Wednesday, November 19, 2008

Of Boundaries and Bounders

Disputed Territory: Croswell Bowen owned this one acre parcel, across from Hidden Hollow. Helen Tee-Van called it John Worden's Arbutus Swamp and was disturbed when Bowen put up a writing studio which turned out to be on the Tee-Van side of the boundary.

     In describing my father in psycho-analytic terms, his cousin, Dr. Carolyn Mackenzie, observed that he had problems with personal, social boundaries and limits. His relationship with his neighbors at Hidden Hollow is a grand metaphor for this.

    As I've written, the Tee-Vans were great friends of Walter and Isobel Merritt, who presented them with the deed to their house and property at Christmas, 1928. This relation was partly based on a shared love of nature, and partly on both couples' places in New York Society. I've explained Merritt's brilliant success as a pro-management lawyer in labor disputes. The Tee-Van's position in New York was more complicated. Helen Tee-Van was the daughter of Frank Damrosch, a distinguished member of a distinguished family that included musicians Leopold and Walter Damrosch, and David Mannes, and the writer Marya Mannes. Mrs. Tee-Van was an artist, illustrator and author. She met John Tee-Van while both accompanied the New York Zoological Society's expedition to British Guiana with the famous explorer, William Beebe. For decades she continued her career as an illustrator and muralist of wild life in its setting. John Tee-Van's origins were humbler, his skills as impressive. Tee-Van's father came from Ireland and worked on the construction of the Bronx Zoo. John Tee-Van, born in Brooklyn, worked at the Zoo as assistant keeper or cage cleaner in the birdhouse. In 1916,  William Beebe, recognizing his skills in caring for animals, made him his assistant in the Department of Tropical Research. Two dozen expeditions and many publications followed, and he became Director of the Bronx Zoo. 

     The TeeVans named their Hardscrabble Road house Kartabo, after a locale in British Guiana. Helen delighted in the seasonal progression of plants. The couple's first weekend guests were the wife and son of the Former Borough President of New York, George McAneny. Many interesting visitors followed: Frank Damrosch, Warder and Polly Norton, founders of the publishing company, Clifford Pope, who accompanied Roy Chapman Andrews to China and found the first fossilized dinosaur eggs, Eugene Gudger, the foremost expert on whale sharks, Laura Bragg, a pioneer as head of the Charleston Museum, and many other fascinating personalities. Among the most interesting to me would have been Chiang Yee. Chiang Yee, trained as a chemist, but was prolific as a writer, poet and painter of the Silent Traveller series.

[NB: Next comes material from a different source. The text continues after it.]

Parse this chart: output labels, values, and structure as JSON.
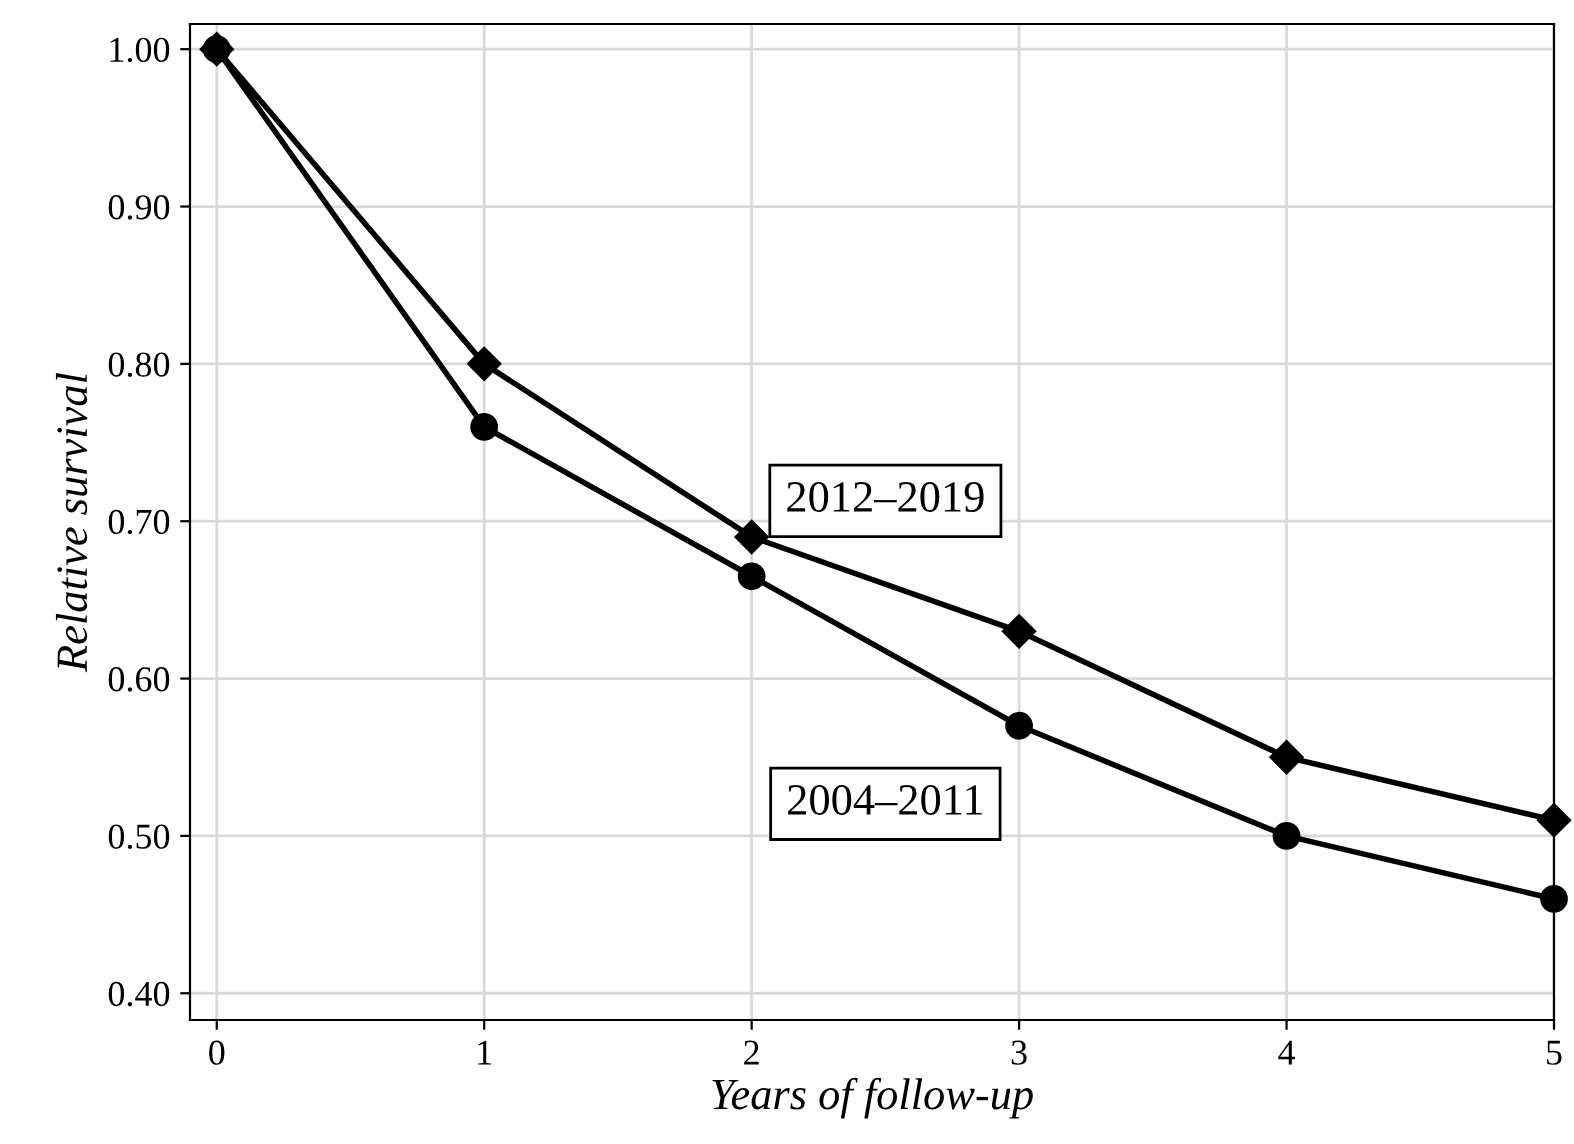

John Tee-Van and Chiang Yee corresponded about pandas; John Tee-Van was called the panda nurse because he successfully brought two young giant pandas from Chungking, just as Japan bombed Pearl Harbor.

     When Chiang Yee visited the TeeVans in 1953, Hidden Hollow was leased to their friends, Paul Fitzpatrick and Toni Hatvany, and I was seven years old. Three months later, we went for a picnic by the brook opposite the house. I remember it, and evidently it made an impression on Mrs. Tee-Van as well, for she noted in her album that we had behaved noisily in the "Arbutus Swamp." A week later, she discovered my father building a house in which to type, above the Swamp. She contacted the Zoning Board to see if he had permission, and then decided to investigate if in fact the shack was on the TeeVan's land. Sherman's land record and surveying experts were called out to investigate the boundaries. The building was on the Tee-Van's land, although my father claimed he had been told otherwise by Lida Beckwith.

     The shack remained on the hillside, unused and becoming more and more of a shack. A few years later, the Fitzpatricks gave up their lease, and we regained Hidden Hollow. Helen Tee-Van had not much like my father, referring to the famous Pedro, aka Piotr Lupinski, as one of Croswell Bowen's tramp friends, and remarking in 1937 that Croswell Bowen, a friend of some of her messier tenants, had bought John Worden's house. I think she valued her privacy and quiet. She had no children of her own, but doted on her Damrosch nieces, taken them to visit the Goldenrod Jungle, across the road. She remained annoyed with my father; her disdain felt even by me.

     My question about this symbolic interaction is whether or not my father intended to discomfit Mrs. Tee-Van by ignoring the boundary, and thus shake loose the Fitzpatricks from the house? Did she dislike him because his quicksilver intelligence flickered too lightly over the scientific analysis of the Tee-Van's world and the artistic seriousness of the Damrosch's?